In the first six months of 2025, grid operator Enexis made significant progress thanks to its district approach and modular construction methods. Enexis invested 37% more compared to the first half of 2024 and achieved 520 MVA (megavolt-amperes) of grid capacity. Enexis expects to achieve a record investment in 2025. However, a shortage of public space and technical personnel, complex permit procedures and nitrogen restrictions continue to pose serious challenges to the construction task. Enexis is therefore maintaining a strong focus on recruitment and close cooperation with municipalities.
‘We are working flat out to upgrade, expand and maintain our gas and electricity grids, and I am proud of that,’ says Rutger van der Leeuw, CEO of Enexis. ‘Our district approach is paying off, as we have significantly scaled up our efforts together with our contractor partners. This enables us to support the sustainable growth of households and SMEs in our service area. However, the construction task ahead remains enormous. We are fully aware that this is having a significant impact on our customers. They are having to wait longer for a connection or an upgrade to their existing one. That is why we continue to using the current electricity grid more intelligently and increasing its load where possible.’
Currently, more than 9,000 business customers are on the waiting list. To continue connecting as many customers as possible, Enexis is focusing on faster construction and placing an even heavier load on the electricity grid. In some areas, this means the grid will operate at over 100% capacity. This raises the risk of overloads and outages. Despite this, the reliability of the electricity grid remains high. The average outage duration in the first half of 2025 was 10.5 minutes, down from 12.8 minutes in the same period in 2024.

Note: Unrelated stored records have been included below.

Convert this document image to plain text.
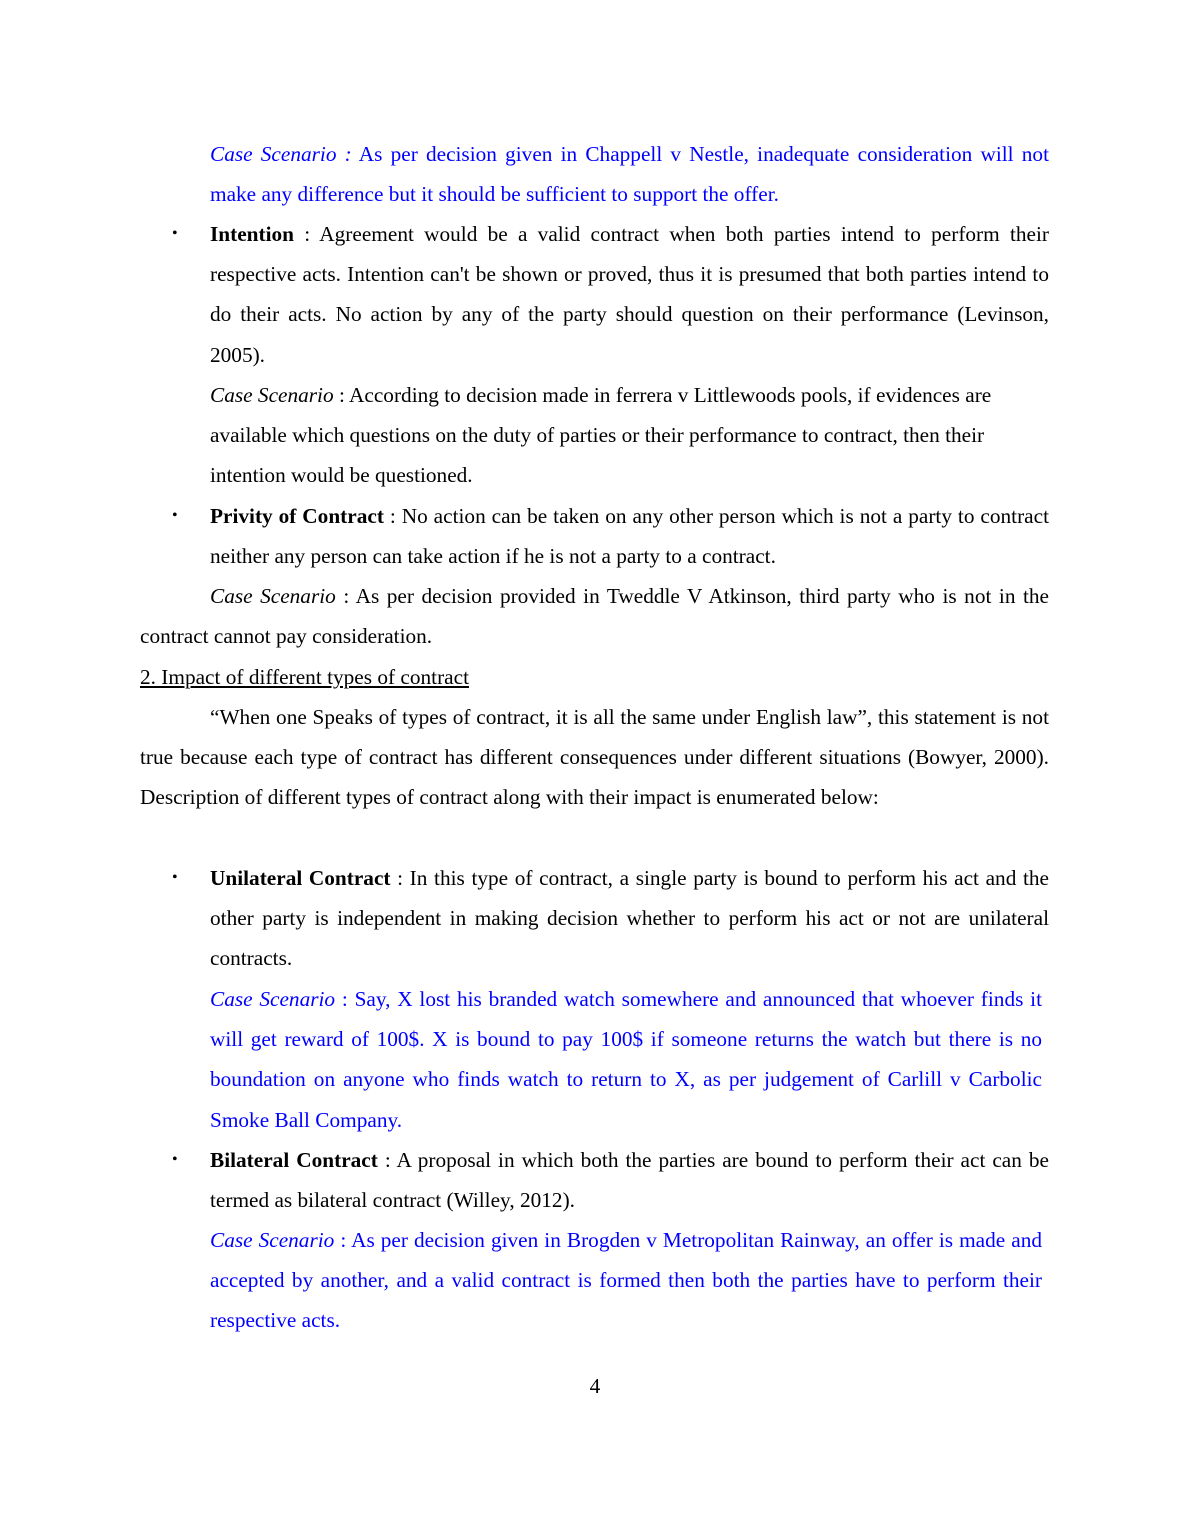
Case Scenario : As per decision given in Chappell v Nestle, inadequate consideration will not make any difference but it should be sufficient to support the offer.

• Intention : Agreement would be a valid contract when both parties intend to perform their respective acts. Intention can't be shown or proved, thus it is presumed that both parties intend to do their acts. No action by any of the party should question on their performance (Levinson, 2005).

Case Scenario : According to decision made in ferrera v Littlewoods pools, if evidences are available which questions on the duty of parties or their performance to contract, then their intention would be questioned.

• Privity of Contract : No action can be taken on any other person which is not a party to contract neither any person can take action if he is not a party to a contract.

Case Scenario : As per decision provided in Tweddle V Atkinson, third party who is not in the contract cannot pay consideration.

2. Impact of different types of contract

“When one Speaks of types of contract, it is all the same under English law”, this statement is not true because each type of contract has different consequences under different situations (Bowyer, 2000). Description of different types of contract along with their impact is enumerated below:

• Unilateral Contract : In this type of contract, a single party is bound to perform his act and the other party is independent in making decision whether to perform his act or not are unilateral contracts.

Case Scenario : Say, X lost his branded watch somewhere and announced that whoever finds it will get reward of 100$. X is bound to pay 100$ if someone returns the watch but there is no boundation on anyone who finds watch to return to X, as per judgement of Carlill v Carbolic Smoke Ball Company.

• Bilateral Contract : A proposal in which both the parties are bound to perform their act can be termed as bilateral contract (Willey, 2012).

Case Scenario : As per decision given in Brogden v Metropolitan Rainway, an offer is made and accepted by another, and a valid contract is formed then both the parties have to perform their respective acts.

4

This spring, Enexis announced it would need to take additional measures in certain areas to prevent grid overload and, in extreme cases, disconnect customers. This risk is greatest in spring on very sunny days, when solar panels generate a large surplus of electricity while consumption is low. To alleviate pressure on the electricity grid, pilot projects such as Zonnedimmer and Buurtnet were launched this spring. Thanks to technical interventions, Enexis has so far avoided having to disconnect customers. Enexis is currently preparing for the winter months. Five stations in North Brabant and Overijssel are under increased observation.
The flexible use of existing grid capacity yielded 239 MW in the first half of 2025. Enexis is therefore on track to achieve its annual target of 500 MW. Flexible contracts are a crucial part of a future-proof energy system. The capacity that we free up in this way is used more efficiently, reducing the need to expand the grid. ‘It no longer makes sense to design our grids for maximum peak loads. This would further increase social investment costs and prolong waiting times’, says Rutger van der Leeuw. That is why Enexis is working to raise awareness among business customers of the added value flexibility offers. Unfortunately, enthusiasm for this is limited, and as a result, much of its potential remains untapped. Enexis is therefore critically reviewing its own product range to better appeal to business customers. In addition, Enexis is developing other flexible solutions, such as dimming solar parks during peak loads and encouraging grid-aware home charging.
In the first half of 2025, Enexis saw an increase in investments, primarily driven by the expansion and upgrade of the electricity grid. Gross investments for the first half of the year totalled € 889 million, € 241 million more than in that same period in 2024. However, due to this increased investment and the delayed reimbursement of these costs under the current tariff regulation, cash flows from operating activities and investments in tangible and intangible fixed assets were negative at € 434 million in the first half of 2025 (2024: negative € 286 million). Net profit for the first half of 2025 was € 192 million. This represents a € 70 million increase compared to the same period last year. Net profit has increased because revenue in 2025 grew more significantly than costs. This is explained by the fact that the rates in 2025 include a deferred compensation for the years 2022, 2023, and 2024
Enexis’s CFO Mariëlle Vogt stepped down from the Executive Board this summer. As of June 1st she has been succeeded by Marjanne van Ittersum.